I read this when I was a young woman and liked it enough to drag it around with me for decades without ever giving it a re-read. I remember liking the protagonist and that's about it. Four stars because I'm feeling generous. Let's see how the years have treated it.
Okay, dropping a star, although it's not Frank's fault that he's a dude who was born before women made it clear that a hero who swashbuckles reluctant women into submission by kissing them until they melt and sigh.
Or passages like 'Oh Jean, Jean, you great fool! How long it took you to learn what to do! You came to me with arguments, reasons, excuses; O my love, I am a woman and a woman doesn't want to be reasoned with, cannot be convinced intellectually, because she knows what one thinks is never important but what one feels, what one feels!'
And 'Jean, don't you know that there is only one place a man can successfully reason with a woman?'
'And where is that?' Jean asked her.
'In bed, thou fool!'
In my younger years I was all-in for that perspective, but now not so much.
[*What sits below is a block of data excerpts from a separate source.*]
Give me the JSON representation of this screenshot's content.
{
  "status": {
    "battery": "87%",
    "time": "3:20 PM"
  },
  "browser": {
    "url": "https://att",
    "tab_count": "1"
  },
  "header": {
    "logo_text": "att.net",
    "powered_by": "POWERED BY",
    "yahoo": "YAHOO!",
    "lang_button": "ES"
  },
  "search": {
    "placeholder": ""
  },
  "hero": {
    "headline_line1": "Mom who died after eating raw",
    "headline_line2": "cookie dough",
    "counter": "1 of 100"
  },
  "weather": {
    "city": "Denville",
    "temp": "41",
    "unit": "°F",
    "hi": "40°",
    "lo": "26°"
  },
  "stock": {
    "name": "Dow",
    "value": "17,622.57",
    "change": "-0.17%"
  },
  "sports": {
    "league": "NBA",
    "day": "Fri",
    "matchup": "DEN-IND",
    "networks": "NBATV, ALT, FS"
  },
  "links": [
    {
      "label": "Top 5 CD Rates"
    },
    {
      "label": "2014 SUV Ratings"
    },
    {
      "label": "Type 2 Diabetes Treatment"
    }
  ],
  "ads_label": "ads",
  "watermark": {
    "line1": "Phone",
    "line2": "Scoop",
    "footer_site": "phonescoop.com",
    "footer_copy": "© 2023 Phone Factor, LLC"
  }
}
That being said, Jean is a fine hero, full of passion and pissiness and eloquence. It's a great historical novel about the French Revolution and its awfulness, and a disturbing look at some potential crappy outcomes after the oppressed have had enough and overthrow their oppressors.
I kind of enjoyed it, but I doubt I'll want to read it again. So after all these years of being in a box in the basement or just collecting dust on the bookshelf, it's finally going into the donate pile, and I genuinely hope it gets enjoyed by its next owner.